Related: UnitedHealth now facing a 401(k) class action suit, as employees sue for misuse of forfeited funds
The lawsuit termed these actions “unquestionably defamatory,” adding that “the Guardian effectively accuses UnitedHealth of intentionally causing the premature deaths of patients by fraud. Such an accusation could not be more serious. And it could not be more false.”
However, a spokesperson for the Guardian defended the story to the Post.
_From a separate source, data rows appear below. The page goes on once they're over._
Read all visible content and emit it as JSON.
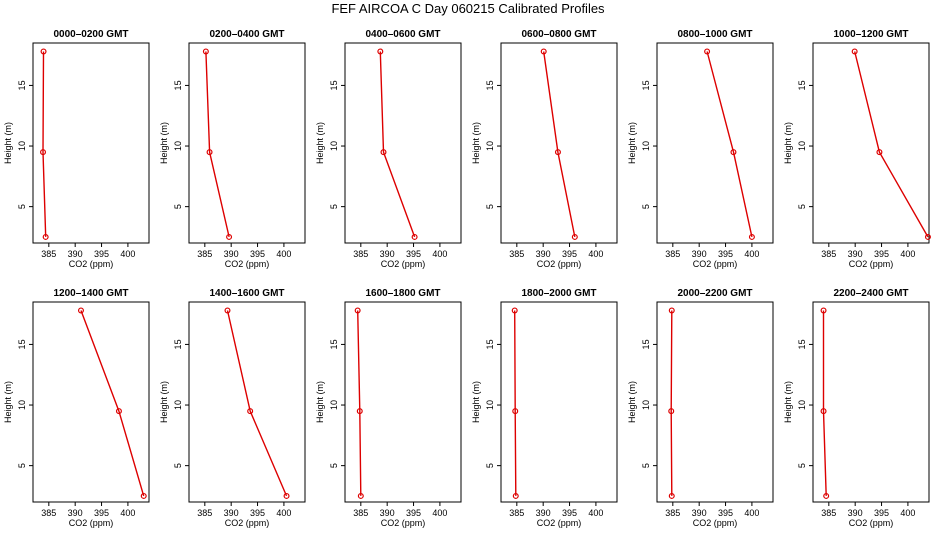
{
  "title": "FEF AIRCOA C  Day 060215  Calibrated Profiles",
  "colors": {
    "line": "#dd0000",
    "axis": "#000000"
  },
  "chart_data": [
    {
      "type": "line",
      "title": "0000–0200 GMT",
      "xlabel": "CO2 (ppm)",
      "ylabel": "Height (m)",
      "xlim": [
        382,
        404
      ],
      "ylim": [
        2,
        18.5
      ],
      "xticks": [
        385,
        390,
        395,
        400
      ],
      "yticks": [
        5,
        10,
        15
      ],
      "grid": false,
      "points": [
        {
          "x": 384.4,
          "y": 2.5
        },
        {
          "x": 383.9,
          "y": 9.5
        },
        {
          "x": 384.0,
          "y": 17.8
        }
      ]
    },
    {
      "type": "line",
      "title": "0200–0400 GMT",
      "xlabel": "CO2 (ppm)",
      "ylabel": "Height (m)",
      "xlim": [
        382,
        404
      ],
      "ylim": [
        2,
        18.5
      ],
      "xticks": [
        385,
        390,
        395,
        400
      ],
      "yticks": [
        5,
        10,
        15
      ],
      "grid": false,
      "points": [
        {
          "x": 389.6,
          "y": 2.5
        },
        {
          "x": 385.9,
          "y": 9.5
        },
        {
          "x": 385.2,
          "y": 17.8
        }
      ]
    },
    {
      "type": "line",
      "title": "0400–0600 GMT",
      "xlabel": "CO2 (ppm)",
      "ylabel": "Height (m)",
      "xlim": [
        382,
        404
      ],
      "ylim": [
        2,
        18.5
      ],
      "xticks": [
        385,
        390,
        395,
        400
      ],
      "yticks": [
        5,
        10,
        15
      ],
      "grid": false,
      "points": [
        {
          "x": 395.2,
          "y": 2.5
        },
        {
          "x": 389.3,
          "y": 9.5
        },
        {
          "x": 388.7,
          "y": 17.8
        }
      ]
    },
    {
      "type": "line",
      "title": "0600–0800 GMT",
      "xlabel": "CO2 (ppm)",
      "ylabel": "Height (m)",
      "xlim": [
        382,
        404
      ],
      "ylim": [
        2,
        18.5
      ],
      "xticks": [
        385,
        390,
        395,
        400
      ],
      "yticks": [
        5,
        10,
        15
      ],
      "grid": false,
      "points": [
        {
          "x": 396.0,
          "y": 2.5
        },
        {
          "x": 392.8,
          "y": 9.5
        },
        {
          "x": 390.1,
          "y": 17.8
        }
      ]
    },
    {
      "type": "line",
      "title": "0800–1000 GMT",
      "xlabel": "CO2 (ppm)",
      "ylabel": "Height (m)",
      "xlim": [
        382,
        404
      ],
      "ylim": [
        2,
        18.5
      ],
      "xticks": [
        385,
        390,
        395,
        400
      ],
      "yticks": [
        5,
        10,
        15
      ],
      "grid": false,
      "points": [
        {
          "x": 400.0,
          "y": 2.5
        },
        {
          "x": 396.5,
          "y": 9.5
        },
        {
          "x": 391.5,
          "y": 17.8
        }
      ]
    },
    {
      "type": "line",
      "title": "1000–1200 GMT",
      "xlabel": "CO2 (ppm)",
      "ylabel": "Height (m)",
      "xlim": [
        382,
        404
      ],
      "ylim": [
        2,
        18.5
      ],
      "xticks": [
        385,
        390,
        395,
        400
      ],
      "yticks": [
        5,
        10,
        15
      ],
      "grid": false,
      "points": [
        {
          "x": 403.8,
          "y": 2.5
        },
        {
          "x": 394.6,
          "y": 9.5
        },
        {
          "x": 389.9,
          "y": 17.8
        }
      ]
    },
    {
      "type": "line",
      "title": "1200–1400 GMT",
      "xlabel": "CO2 (ppm)",
      "ylabel": "Height (m)",
      "xlim": [
        382,
        404
      ],
      "ylim": [
        2,
        18.5
      ],
      "xticks": [
        385,
        390,
        395,
        400
      ],
      "yticks": [
        5,
        10,
        15
      ],
      "grid": false,
      "points": [
        {
          "x": 403.0,
          "y": 2.5
        },
        {
          "x": 398.3,
          "y": 9.5
        },
        {
          "x": 391.1,
          "y": 17.8
        }
      ]
    },
    {
      "type": "line",
      "title": "1400–1600 GMT",
      "xlabel": "CO2 (ppm)",
      "ylabel": "Height (m)",
      "xlim": [
        382,
        404
      ],
      "ylim": [
        2,
        18.5
      ],
      "xticks": [
        385,
        390,
        395,
        400
      ],
      "yticks": [
        5,
        10,
        15
      ],
      "grid": false,
      "points": [
        {
          "x": 400.5,
          "y": 2.5
        },
        {
          "x": 393.6,
          "y": 9.5
        },
        {
          "x": 389.3,
          "y": 17.8
        }
      ]
    },
    {
      "type": "line",
      "title": "1600–1800 GMT",
      "xlabel": "CO2 (ppm)",
      "ylabel": "Height (m)",
      "xlim": [
        382,
        404
      ],
      "ylim": [
        2,
        18.5
      ],
      "xticks": [
        385,
        390,
        395,
        400
      ],
      "yticks": [
        5,
        10,
        15
      ],
      "grid": false,
      "points": [
        {
          "x": 385.0,
          "y": 2.5
        },
        {
          "x": 384.8,
          "y": 9.5
        },
        {
          "x": 384.4,
          "y": 17.8
        }
      ]
    },
    {
      "type": "line",
      "title": "1800–2000 GMT",
      "xlabel": "CO2 (ppm)",
      "ylabel": "Height (m)",
      "xlim": [
        382,
        404
      ],
      "ylim": [
        2,
        18.5
      ],
      "xticks": [
        385,
        390,
        395,
        400
      ],
      "yticks": [
        5,
        10,
        15
      ],
      "grid": false,
      "points": [
        {
          "x": 384.8,
          "y": 2.5
        },
        {
          "x": 384.7,
          "y": 9.5
        },
        {
          "x": 384.6,
          "y": 17.8
        }
      ]
    },
    {
      "type": "line",
      "title": "2000–2200 GMT",
      "xlabel": "CO2 (ppm)",
      "ylabel": "Height (m)",
      "xlim": [
        382,
        404
      ],
      "ylim": [
        2,
        18.5
      ],
      "xticks": [
        385,
        390,
        395,
        400
      ],
      "yticks": [
        5,
        10,
        15
      ],
      "grid": false,
      "points": [
        {
          "x": 384.8,
          "y": 2.5
        },
        {
          "x": 384.7,
          "y": 9.5
        },
        {
          "x": 384.8,
          "y": 17.8
        }
      ]
    },
    {
      "type": "line",
      "title": "2200–2400 GMT",
      "xlabel": "CO2 (ppm)",
      "ylabel": "Height (m)",
      "xlim": [
        382,
        404
      ],
      "ylim": [
        2,
        18.5
      ],
      "xticks": [
        385,
        390,
        395,
        400
      ],
      "yticks": [
        5,
        10,
        15
      ],
      "grid": false,
      "points": [
        {
          "x": 384.5,
          "y": 2.5
        },
        {
          "x": 384.0,
          "y": 9.5
        },
        {
          "x": 384.0,
          "y": 17.8
        }
      ]
    }
  ]
}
“The Guardian stands by its deeply sourced, independent reporting, which is based on thousands of corporate and patient records, publicly filed lawsuits, declarations submitted to federal and state agencies, and interviews with more than 20 current and former UnitedHealth employees -- as well as statements and information provided by UnitedHealth itself over several weeks,” he said. “It’s outrageous that in response to factual reporting on the practice of secretly paying nursing homes to reduce hospitalizations for vulnerable patients, UnitedHealth is resorting to wildly misleading claims and intimidation tactics via the courts.”
The lawsuit is only the latest legal action in which UnitedHealth is embroiled. It experienced a large cybersecurity breach last summer, and news broke in May that the company is under investigation for both Medicare Advantage and nursing home fraud.